Wówczas na tor wyjechali żużlowcy Włókniarza Częstochowa i Apatora Toruń. Ci drudzy potrzebowali wygranej 5:1, by zrównać się punktami z Motorem. Leon Madsen szybko pozbawił ich jednak złudzeń i szans na złoto.
Zobacz też: Oryginalna nazwa sponsora tytularnego PSŻ Poznań
Lublinianie zdobyli 25 punktów, torunianie o dwa oczka mniej, a trzecia Sparta Wrocław skończyła zawody z dorobkiem 22 punktów.
Blisko podium (ostatecznie zajęli piąte miejsce) byli ubiegłoroczni wicemistrzowie Polski z Leszna. Do pełni szczęscia zabrakło dobrej jazdy Bartosza Smektały.
– Nie ma co ukrywać, nie jestem zadowolony ze swojego występu. Trzeba będzie popracować nad startami, które zawsze były moim atutem. Zmiany w naszym składzie były już ustalone przed turniejem. Chodziło o to, żeby wszyscy mogli w równym stopniu sprawdzić swoją formę – tłumaczył Bartosz Smektała, zdobywca 6 punktów.
Dużo lepiej od niego w ekipie „Byków” spisał się Andrzej Lebiediew, który zaimponował zwłaszcza w gonitwie z udziałem Fogo Unii i walczącego o tytuł Apatora.

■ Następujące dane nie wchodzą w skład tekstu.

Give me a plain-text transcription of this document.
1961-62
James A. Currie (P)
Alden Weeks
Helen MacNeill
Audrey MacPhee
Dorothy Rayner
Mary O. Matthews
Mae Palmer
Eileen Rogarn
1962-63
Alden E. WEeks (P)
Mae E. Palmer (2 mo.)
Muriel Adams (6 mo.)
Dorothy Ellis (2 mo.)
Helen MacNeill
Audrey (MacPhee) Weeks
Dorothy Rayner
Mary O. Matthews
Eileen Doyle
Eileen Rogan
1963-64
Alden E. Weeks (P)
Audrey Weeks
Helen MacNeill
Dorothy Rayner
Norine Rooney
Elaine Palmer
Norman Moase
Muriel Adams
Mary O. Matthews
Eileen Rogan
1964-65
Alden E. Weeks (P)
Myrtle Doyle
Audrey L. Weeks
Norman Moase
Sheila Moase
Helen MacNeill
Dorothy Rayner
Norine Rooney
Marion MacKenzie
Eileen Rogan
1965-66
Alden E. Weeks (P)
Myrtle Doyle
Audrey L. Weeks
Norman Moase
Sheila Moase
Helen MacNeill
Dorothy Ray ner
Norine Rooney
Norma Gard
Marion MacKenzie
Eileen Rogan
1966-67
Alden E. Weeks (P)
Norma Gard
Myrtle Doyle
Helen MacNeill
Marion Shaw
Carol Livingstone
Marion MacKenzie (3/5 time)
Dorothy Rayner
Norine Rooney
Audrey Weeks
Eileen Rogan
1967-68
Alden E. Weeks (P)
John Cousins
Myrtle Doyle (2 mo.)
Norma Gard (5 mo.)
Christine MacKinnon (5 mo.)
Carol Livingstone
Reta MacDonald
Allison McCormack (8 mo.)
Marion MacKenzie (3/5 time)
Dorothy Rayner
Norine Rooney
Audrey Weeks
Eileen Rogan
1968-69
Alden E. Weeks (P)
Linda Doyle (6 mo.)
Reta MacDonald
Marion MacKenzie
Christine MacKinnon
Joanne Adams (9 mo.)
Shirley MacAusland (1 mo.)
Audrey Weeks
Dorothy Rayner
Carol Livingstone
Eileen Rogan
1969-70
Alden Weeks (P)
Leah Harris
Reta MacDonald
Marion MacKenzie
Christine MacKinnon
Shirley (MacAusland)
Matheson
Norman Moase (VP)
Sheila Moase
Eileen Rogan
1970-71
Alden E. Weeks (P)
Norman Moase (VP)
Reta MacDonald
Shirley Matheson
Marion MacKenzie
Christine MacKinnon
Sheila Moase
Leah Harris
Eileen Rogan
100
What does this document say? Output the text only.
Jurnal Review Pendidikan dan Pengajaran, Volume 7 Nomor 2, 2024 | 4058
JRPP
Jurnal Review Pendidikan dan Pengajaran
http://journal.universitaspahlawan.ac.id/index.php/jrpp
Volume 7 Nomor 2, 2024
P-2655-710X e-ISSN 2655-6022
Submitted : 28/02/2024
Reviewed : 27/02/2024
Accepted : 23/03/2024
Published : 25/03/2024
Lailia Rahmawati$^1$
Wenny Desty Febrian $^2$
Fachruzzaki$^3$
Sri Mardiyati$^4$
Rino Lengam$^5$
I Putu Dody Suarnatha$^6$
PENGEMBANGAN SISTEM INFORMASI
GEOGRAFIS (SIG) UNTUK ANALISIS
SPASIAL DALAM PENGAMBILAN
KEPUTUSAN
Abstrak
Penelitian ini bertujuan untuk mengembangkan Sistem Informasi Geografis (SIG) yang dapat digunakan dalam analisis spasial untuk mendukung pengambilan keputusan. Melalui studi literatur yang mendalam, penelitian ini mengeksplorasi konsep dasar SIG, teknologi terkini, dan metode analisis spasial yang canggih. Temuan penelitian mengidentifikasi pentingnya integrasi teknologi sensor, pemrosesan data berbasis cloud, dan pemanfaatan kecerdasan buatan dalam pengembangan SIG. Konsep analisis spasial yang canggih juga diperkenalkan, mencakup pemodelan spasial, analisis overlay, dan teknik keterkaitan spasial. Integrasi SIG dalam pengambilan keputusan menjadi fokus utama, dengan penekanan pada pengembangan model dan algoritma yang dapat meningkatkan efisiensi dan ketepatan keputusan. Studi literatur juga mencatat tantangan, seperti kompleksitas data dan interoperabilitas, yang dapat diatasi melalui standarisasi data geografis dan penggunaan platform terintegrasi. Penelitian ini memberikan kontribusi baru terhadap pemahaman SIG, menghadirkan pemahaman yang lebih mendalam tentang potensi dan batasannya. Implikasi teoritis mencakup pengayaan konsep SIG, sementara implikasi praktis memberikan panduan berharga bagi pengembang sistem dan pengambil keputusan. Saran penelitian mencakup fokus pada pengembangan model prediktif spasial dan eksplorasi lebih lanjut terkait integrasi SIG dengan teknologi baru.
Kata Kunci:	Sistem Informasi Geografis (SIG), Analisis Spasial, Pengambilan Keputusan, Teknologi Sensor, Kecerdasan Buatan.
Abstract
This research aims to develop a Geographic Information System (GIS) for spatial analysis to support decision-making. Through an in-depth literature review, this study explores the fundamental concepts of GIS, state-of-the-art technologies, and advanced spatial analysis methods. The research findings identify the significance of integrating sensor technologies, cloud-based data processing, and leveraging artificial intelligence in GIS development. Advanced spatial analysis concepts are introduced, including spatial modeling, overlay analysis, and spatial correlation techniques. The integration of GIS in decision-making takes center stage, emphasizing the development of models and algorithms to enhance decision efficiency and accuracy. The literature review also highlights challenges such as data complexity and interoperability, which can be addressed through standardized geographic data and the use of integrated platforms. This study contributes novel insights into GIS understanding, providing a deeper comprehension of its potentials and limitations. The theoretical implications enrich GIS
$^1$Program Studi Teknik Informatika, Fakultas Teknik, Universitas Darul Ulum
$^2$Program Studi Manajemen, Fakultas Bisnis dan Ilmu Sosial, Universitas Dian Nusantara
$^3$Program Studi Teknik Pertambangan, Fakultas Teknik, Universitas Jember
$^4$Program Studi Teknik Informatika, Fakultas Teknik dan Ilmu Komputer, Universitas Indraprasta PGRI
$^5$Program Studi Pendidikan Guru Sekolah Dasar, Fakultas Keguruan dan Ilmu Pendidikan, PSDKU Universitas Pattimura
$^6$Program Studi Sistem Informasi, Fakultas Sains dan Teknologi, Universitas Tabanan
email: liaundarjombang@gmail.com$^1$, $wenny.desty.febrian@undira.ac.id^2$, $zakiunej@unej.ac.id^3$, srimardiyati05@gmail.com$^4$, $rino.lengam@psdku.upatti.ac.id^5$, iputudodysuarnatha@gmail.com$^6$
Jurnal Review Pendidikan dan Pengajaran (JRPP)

Ograł w popisowy sposób Patryka Dudka i Roberta Lamberta, ograniczając w ten sposób szanse toruńskiego duetu na złoto.
– Andrzej Lebiediew rewelacyjnie wpasował się w naszą drużynę. Atmosfera w drużynie przed sezonem jest bardzo dobra. Trochę martwimy się o problemy zdrowotne Janusza Kołodzieja, ale mamy nadzieję, że nasz kapitan szybko dojdzie do optymalnej dyspozycji – dodał Bartosz Smektała.
Z dobrej strony pokazali się gospodarze, którzy w stawce siedmiu ekip zdołali wyprzedzić Falubaz Zielona Góra, czyli zespół beniaminka ekstraligi.
Warto dodać, że zmagania żużlowców odbywały się przy pięknej pogodzie i ponad 3-tysięcznej publice. Nie była to jednak frekwencja, która przy dobrej organizacji powinna doprowadzić do kolejek przed wejściem na stadion. Fatalne, jak na taką rangę zawodów, było też nagłośnienie.